DEFINITION of Index ETF
Index ETFs are exchange-traded funds that seek to track a benchmark index like the S&P 500 as closely as possible. They are like index mutual funds, but where mutual fund shares can be redeemed at one price each day, the closing net asset value (NAV), index ETFs can be bought and sold throughout the day on a major exchange. With an index ETF, investors gain exposure to numerous securities in a single transaction.
Index ETFs can cover U.S. and foreign markets, specific sectors or different asset classes (i.e. small-caps, ADRs, etc.). Each asset incorporates a passive investment strategy, meaning the provider only changes the asset allocation when changes occur in the underlying index.
BREAKING DOWN Index ETF
Index ETFs may occasionally trade at a slight premium or discount to the fund's NAV, but any differences will be quickly rubbed out through arbitrage by institutional investors. In most cases, even the intraday prices correlate to the actual value of the underlying securities. Other types of ETFs include leveraged ETFs, which move like a regular ETF with an added multiplier, or short ETFs, which perform well when the underlying asset tumbles. Index ETFs are constructed from most of the major indexes such as the Dow Jones Industrial Average, the S&P 500 and the Russell 2000.
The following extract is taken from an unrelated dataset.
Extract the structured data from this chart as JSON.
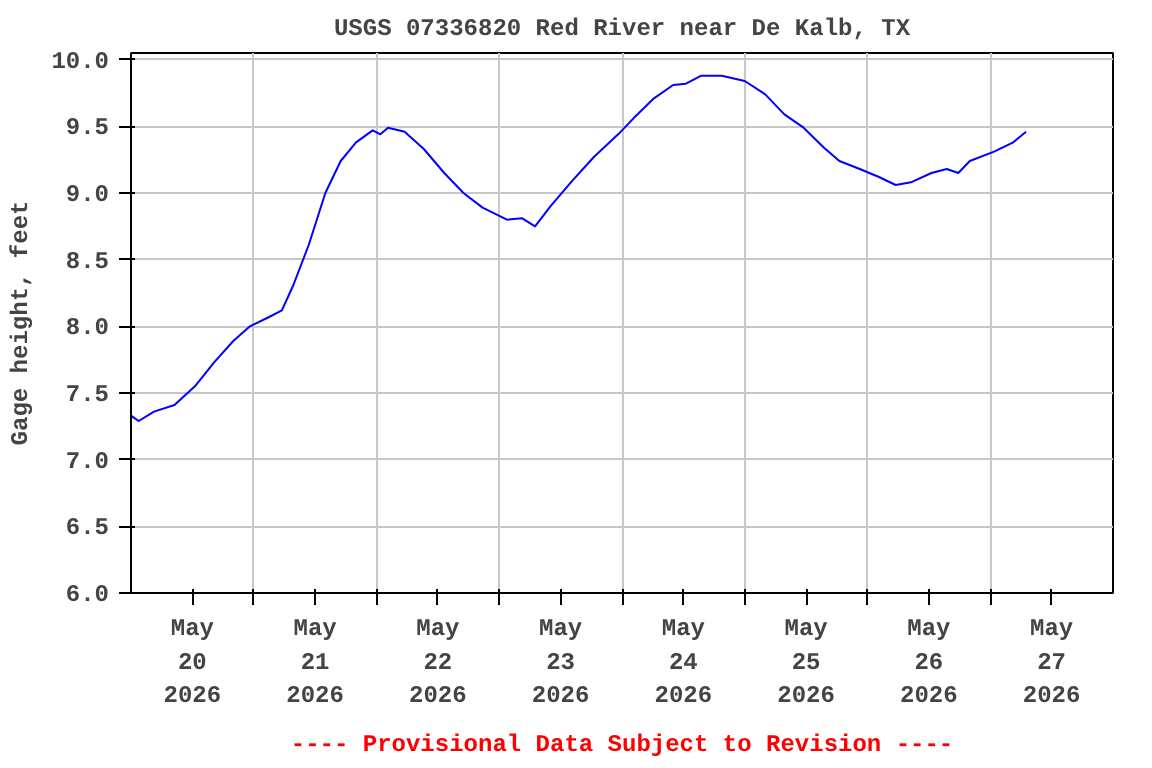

The fee structure is comparable to the cheapest no-load index mutual funds as measured by the expense ratio, but investors will typically pay standard commission rates for ETF trades. It is often charged when a buy or sell order is made, though many brokers offer a wide selection of commission-free ETFs.
Index ETFs can be set up as either grantor trusts, unit investment trusts (UITs) or open-ended mutual funds, and will subsequently have some different regulatory guidelines. Most index ETF shares can be traded with limit orders, sold short and purchased on margin.
Advantages of an Index ETF
Like other exchange traded products, Index ETFs offers instant diversification in a tax efficient and cost effective investment. Other advantages of a broad-based index ETF include less volatility than a strategy specific fund, tighter bid-ask spreads (so orders are filled easily and efficiently), and attractive fee structures.
Of course, no investment comes without risk. Index ETFs don't always track the underlying asset perfectly and may vary as much as a percentage point at any given time. Investors should consider asset fees, liquidity, and tracking error among standard investing basics before making an investment.